An article published in the online magazine “eLife” describes the discovery of about 1,500 pieces of bones from at least 15 individuals in a cave called Rising Star about 50 kilometers northwest of Johannesburg, South Africa. According to the researchers, it’s a species related to humans unlike any known one they called Homo naledi. Another article will be published in the October issue of the magazine “National Geographic”. However, the classification of these fossils has already generated some controversy.
The fossil remains discovered since October 2013 belong to individuals of various ages, from infants to adults. Examinations of the bones made so far show a mix of primitive and modern features. The invidivui were relatively tall, around 1.50 meters (5′) for adult males and a little less for females, and were slender. They had brain as small as a gorilla’s while their hands and feet were similar to those of modern humans.
The bones of Homo naledi were found in surface sediments which were also disturbed over time, not encased in rocks as typically happens with fossils. For this reason, it wasn’t possible to guess a dating for them and no animal bones were found together with them that might suggest their approximate age.
On the birght side the amount of bones found is such that according to paleontologist Lee Berger Homo naledi is already the best known fossil species related to modern humans. In essence, it will take time but it will be possible to discover the secrets of these hominids.

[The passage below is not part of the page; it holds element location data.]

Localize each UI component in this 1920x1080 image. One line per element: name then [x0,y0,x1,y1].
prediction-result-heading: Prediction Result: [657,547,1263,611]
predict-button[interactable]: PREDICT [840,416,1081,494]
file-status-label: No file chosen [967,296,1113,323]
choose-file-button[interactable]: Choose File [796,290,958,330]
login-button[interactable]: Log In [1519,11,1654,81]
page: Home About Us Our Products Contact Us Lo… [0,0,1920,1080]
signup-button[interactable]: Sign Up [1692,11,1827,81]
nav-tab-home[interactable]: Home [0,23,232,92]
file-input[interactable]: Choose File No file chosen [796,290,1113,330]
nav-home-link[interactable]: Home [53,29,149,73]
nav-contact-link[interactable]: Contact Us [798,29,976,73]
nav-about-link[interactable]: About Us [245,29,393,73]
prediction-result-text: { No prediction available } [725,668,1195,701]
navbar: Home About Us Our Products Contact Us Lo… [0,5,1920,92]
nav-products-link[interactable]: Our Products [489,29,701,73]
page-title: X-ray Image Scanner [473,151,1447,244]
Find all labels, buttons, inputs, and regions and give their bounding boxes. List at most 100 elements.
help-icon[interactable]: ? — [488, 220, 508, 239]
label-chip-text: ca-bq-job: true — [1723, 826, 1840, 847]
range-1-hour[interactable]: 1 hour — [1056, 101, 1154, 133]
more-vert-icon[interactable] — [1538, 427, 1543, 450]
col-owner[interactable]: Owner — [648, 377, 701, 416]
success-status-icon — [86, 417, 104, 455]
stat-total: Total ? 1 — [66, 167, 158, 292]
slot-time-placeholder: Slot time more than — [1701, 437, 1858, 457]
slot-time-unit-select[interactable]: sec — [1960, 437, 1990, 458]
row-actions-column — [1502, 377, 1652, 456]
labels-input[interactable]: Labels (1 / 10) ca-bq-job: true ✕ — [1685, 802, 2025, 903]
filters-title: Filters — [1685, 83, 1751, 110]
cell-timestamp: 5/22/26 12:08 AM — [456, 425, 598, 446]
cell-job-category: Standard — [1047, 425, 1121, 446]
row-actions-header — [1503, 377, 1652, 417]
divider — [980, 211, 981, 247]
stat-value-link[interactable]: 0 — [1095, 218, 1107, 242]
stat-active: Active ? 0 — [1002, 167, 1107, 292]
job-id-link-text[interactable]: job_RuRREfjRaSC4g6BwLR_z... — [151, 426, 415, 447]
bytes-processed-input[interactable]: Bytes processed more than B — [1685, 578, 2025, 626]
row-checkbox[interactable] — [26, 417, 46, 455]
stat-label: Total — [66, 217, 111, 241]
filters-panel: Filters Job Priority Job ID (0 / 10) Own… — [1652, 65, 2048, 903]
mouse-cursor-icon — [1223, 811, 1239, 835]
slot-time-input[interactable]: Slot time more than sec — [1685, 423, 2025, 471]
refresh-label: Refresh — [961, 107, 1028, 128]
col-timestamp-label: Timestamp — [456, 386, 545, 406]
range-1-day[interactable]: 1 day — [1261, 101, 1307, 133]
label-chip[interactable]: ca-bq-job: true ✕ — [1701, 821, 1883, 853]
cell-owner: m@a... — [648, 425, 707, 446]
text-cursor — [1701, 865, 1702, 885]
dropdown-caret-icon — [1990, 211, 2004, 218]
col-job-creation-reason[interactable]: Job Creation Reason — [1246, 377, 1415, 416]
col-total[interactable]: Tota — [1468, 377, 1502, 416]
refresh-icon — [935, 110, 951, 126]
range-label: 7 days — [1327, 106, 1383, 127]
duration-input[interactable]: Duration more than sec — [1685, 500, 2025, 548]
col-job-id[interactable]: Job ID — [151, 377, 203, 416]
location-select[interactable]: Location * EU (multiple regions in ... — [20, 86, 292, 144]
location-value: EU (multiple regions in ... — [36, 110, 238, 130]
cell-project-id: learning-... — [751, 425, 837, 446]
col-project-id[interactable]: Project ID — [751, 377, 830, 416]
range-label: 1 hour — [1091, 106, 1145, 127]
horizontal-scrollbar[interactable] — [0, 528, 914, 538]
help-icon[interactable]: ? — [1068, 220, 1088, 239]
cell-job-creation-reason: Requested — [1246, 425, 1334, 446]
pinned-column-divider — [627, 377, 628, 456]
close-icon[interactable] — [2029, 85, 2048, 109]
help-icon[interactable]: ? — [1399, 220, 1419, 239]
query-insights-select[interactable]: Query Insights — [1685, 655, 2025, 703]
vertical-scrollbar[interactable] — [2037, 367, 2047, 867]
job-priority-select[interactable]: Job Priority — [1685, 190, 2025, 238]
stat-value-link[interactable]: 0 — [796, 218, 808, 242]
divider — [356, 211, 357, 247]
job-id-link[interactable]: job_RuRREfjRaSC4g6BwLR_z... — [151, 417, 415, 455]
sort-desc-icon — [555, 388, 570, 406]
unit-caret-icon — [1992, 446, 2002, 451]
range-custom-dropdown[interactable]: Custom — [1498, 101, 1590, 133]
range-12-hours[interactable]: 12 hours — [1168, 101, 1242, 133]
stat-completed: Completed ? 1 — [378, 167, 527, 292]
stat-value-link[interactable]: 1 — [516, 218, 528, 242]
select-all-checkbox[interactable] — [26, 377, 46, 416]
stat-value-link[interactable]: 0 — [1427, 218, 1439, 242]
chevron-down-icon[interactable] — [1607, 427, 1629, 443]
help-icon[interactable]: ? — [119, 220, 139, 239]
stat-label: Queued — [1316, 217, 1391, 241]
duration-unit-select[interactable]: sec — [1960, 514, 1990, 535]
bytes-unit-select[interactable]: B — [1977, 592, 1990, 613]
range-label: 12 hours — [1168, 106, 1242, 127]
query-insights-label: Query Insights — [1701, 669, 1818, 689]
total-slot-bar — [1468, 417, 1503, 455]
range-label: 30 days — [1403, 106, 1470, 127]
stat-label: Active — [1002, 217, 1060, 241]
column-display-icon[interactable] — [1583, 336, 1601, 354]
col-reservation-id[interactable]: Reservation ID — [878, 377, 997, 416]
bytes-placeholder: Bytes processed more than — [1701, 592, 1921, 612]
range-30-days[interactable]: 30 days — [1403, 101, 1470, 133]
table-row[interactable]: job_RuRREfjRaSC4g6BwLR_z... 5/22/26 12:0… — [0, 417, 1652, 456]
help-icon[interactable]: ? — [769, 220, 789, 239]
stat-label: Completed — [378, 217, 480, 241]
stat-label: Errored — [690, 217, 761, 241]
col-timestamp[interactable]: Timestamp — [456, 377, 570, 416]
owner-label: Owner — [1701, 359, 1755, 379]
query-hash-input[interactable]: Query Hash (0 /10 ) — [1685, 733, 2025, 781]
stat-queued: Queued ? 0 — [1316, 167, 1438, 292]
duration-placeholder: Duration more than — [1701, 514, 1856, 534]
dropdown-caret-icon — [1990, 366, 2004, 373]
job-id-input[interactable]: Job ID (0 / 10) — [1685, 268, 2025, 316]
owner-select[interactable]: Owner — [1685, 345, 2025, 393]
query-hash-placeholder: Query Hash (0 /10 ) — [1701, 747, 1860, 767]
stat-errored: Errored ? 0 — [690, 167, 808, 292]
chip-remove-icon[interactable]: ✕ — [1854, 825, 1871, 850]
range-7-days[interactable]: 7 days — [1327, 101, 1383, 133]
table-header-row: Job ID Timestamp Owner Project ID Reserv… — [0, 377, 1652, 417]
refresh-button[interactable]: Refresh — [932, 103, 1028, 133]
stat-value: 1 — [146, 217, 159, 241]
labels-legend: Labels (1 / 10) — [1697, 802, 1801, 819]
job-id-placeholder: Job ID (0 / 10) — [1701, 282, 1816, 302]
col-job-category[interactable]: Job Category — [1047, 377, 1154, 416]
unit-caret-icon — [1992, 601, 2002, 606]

One of the questions is: how did the individuals discovered end up in that cave? The area of the burial is very deep and that made the recovery of the bones really complex. This suggests that Homo naledi already practiced the burial of the dead, a practice generally attributed to Homo sapiens and Homo neanderthalensis.
The announcement of the attribution of the bones to a new species has already raised controversy. According to paleoanthropologist Tim White of the University of California at Berkeley, the bones may belong to primitive Homo erectus. Anthropologist William Jungers of Stony Brook School of Medicine in New York is also advancing the same hypothesis but points out that if the fossils were more recent than Homo erectus they could be a species that survived in an isolated area.
Some tests needed to date the bones such as radiocarbon are destructive therefore they’ll be carried out only after a careful study of the fossils. Perhaps it might be possible to recover DNA fragments and, thanks to the latest genetic techniques, sequence them. This would be a huge help to understand their actual relation with modern humans.